Effect of regeneration conditions on the emission of HCN in FCC regeneration process

Abstract

Stringent environmental regulations have made HCN emission from fluid catalytic cracking (FCC) unit attracted more attention. HCN is always considered as a volatile intermediate, which is transformed into NOx after oxidation. However, the on-site monitoring data from a typical FCC unit in this work showed that HCN emissions were much higher than expected.
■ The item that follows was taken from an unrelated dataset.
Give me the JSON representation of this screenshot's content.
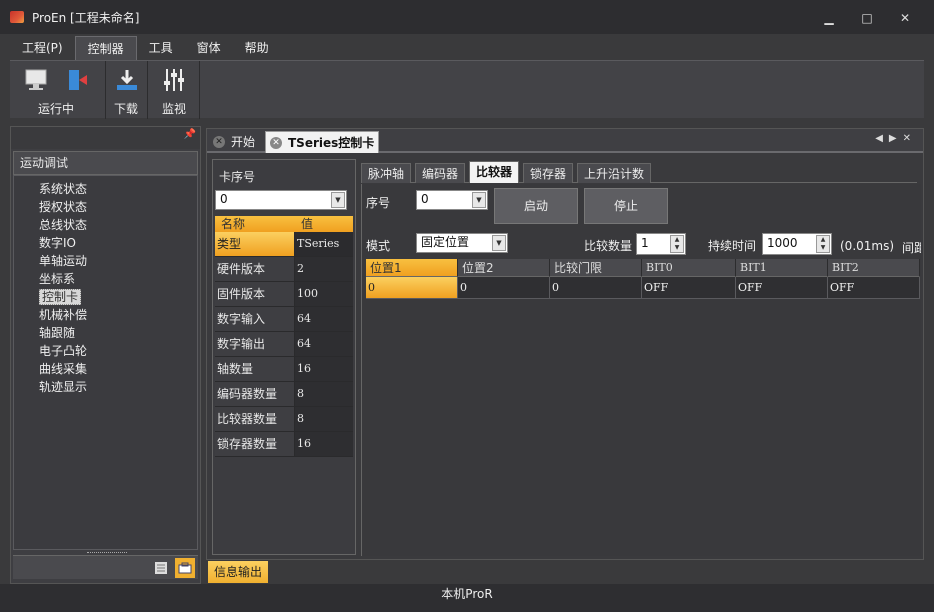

The spent FCC catalysts were analyzed by different methods to identify HCN precursors, and found that pyridinic nitrogen (N-6), pyrrolic nitrogen (N-5), and quaternary nitrogen (N-Q) are the main precursors of HCN. In the regeneration process, most of pyridinic nitrogen was transformed into NH3 and HCN, while the rest were partially oxidized to N-5, and the degree of oxidization conversion is related to regeneration temperature and oxygen concentration. A series of experiments were conducted on a fixed-bed regenerator to evaluate the effects of different regeneration conditions on the nitrogen-containing gas emission. Experiment results demonstrated that low oxygen concentration is beneficial to the reduction of HCN emission during the partial combustion regeneration stage. Under complete combustion condition, with excess oxygen content, the contents of NO, HCN and NO2 are much higher than these under partial combustion conditions, indicating that the oxygen content affects the emission of nitrogen-containing gas significantly.